Mientras leía a Rorty, me vino a la mente el diálogo que mantuve con el tipo del párrafo de arriba. Me vino a la mente, como les digo, porque el autor menciona a Dickens a lo largo de su obra. Según Richard Rorty, la literatura pone de relieve las pasiones y necesidades de la época. Unas pasiones necesarias para el surgimiento del Estado de derecho. Las escenas descritas en Oliver Twist fueron, según el propio Rorty, necesarias para el pensamiento político de la modernidad. Lo fueron porque dibujaron de forma fiel la situación de los pobres. Pobres que servirían para ilustrar la crítica que hizo Marx a la cuestión social, la desigualdad exacerbada que se vivió en Inglaterra tras la Revolución Industrial. Así las cosas, la literatura se convierte, siguiendo a Rorty, en un instrumento más pragmático que la filosofía para entender el funcionamiento del Estado. Sin literatura, y esta es la grandeza de Rorty, las élites no serían sensibles a las necesidades de la gente.
En días como hoy, el pensamiento de Rorty se convierte en inmortal en el ideario colectivo. La gente echa en falta la humanización de la política. Los políticos son vistos como gente distinta y alejada a los problemas de sus pueblos. Unos pueblos que sufren cada día los recortes, la precariedad laboral y la angustia existencial que supone el relevo generacional. Por ello, queridísimos lectores, es necesario más arte que filosofía para entender la política. Más arte - en todas sus vertientes - para que las pasiones rieguen de empatía los surcos de "los de arriba". Para ello, el cine debería retratar las emociones escondidas en las alfombras de la mayoría. Películas como Barrio, los lunes al sol y otras de temática social servirían para que los políticos se asomaran a la realidad del electorado. La literatura debería, siguiendo a Rorty, reescribir la segunda parte de Galdós. Una segunda parte, como les digo, que reflejara las penurias que sufren muchos pobres con corbata.

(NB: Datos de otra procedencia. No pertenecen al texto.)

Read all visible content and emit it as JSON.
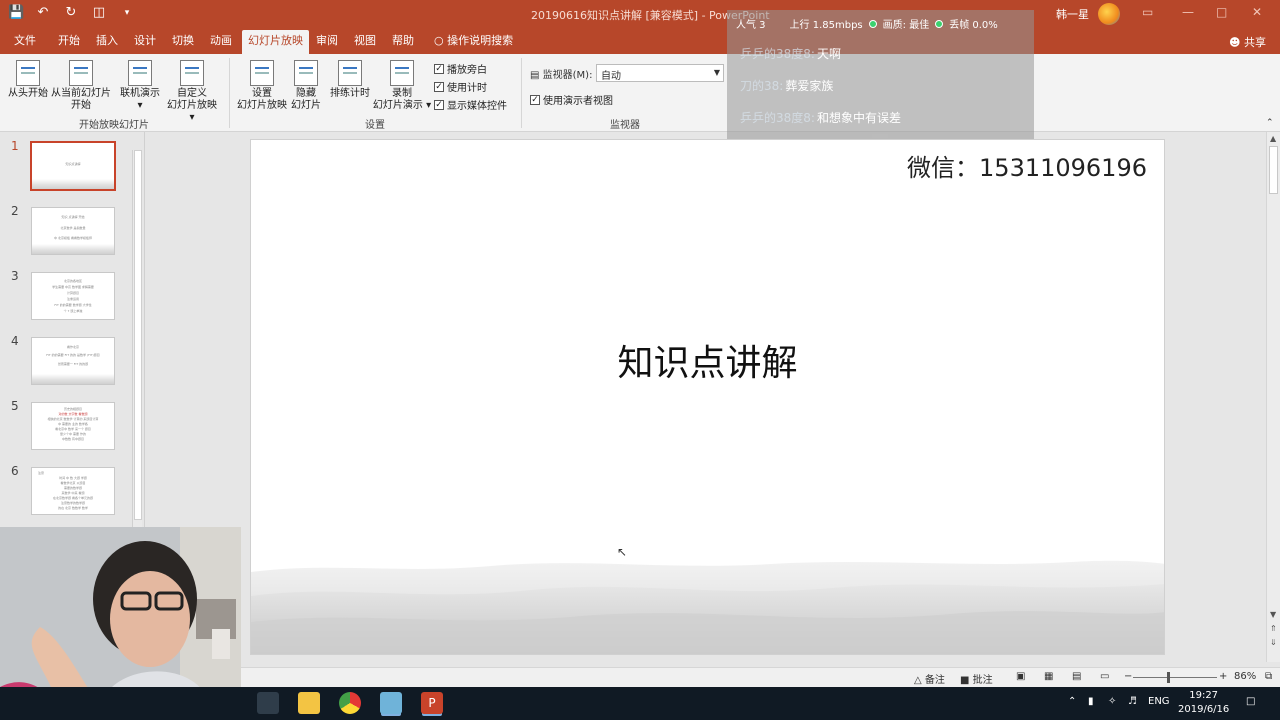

La arquitectura, por su parte, debería representar la discriminación por sexo, raza o religión que sufren las sociedades. Rascacielos grandes y azules en contraste con edificios feos y rosas para criticar, desde lo urbano, el desequilibrio social entre lo masculino y lo femenino. Esculturas en las grandes avenidas con los nombres de las mujeres, que cada año fallecen a manos de sus parejas. Falta, como les digo, una arquitectura de denuncia social para que los Quijotes bajen de sus caballos y vean la realidad desde la perspectiva de sus Sanchos. No podemos seguir atornillados a la ilusión del romanticismo. Un romanticismo que retrata cada día los ideales del credo americano. Es el momento de hacer visible la miseria material que se acumula en los intramuros de muchas instituciones. Estamos, como diría Dickens si viviera, ante una sociedad enferma por el síndrome de Diógenes que padece. Una sociedad de vergüenzas reprimidas, de talentos desperdiciados y de periódicos que contribuyen a la perpetuación de la ceguera.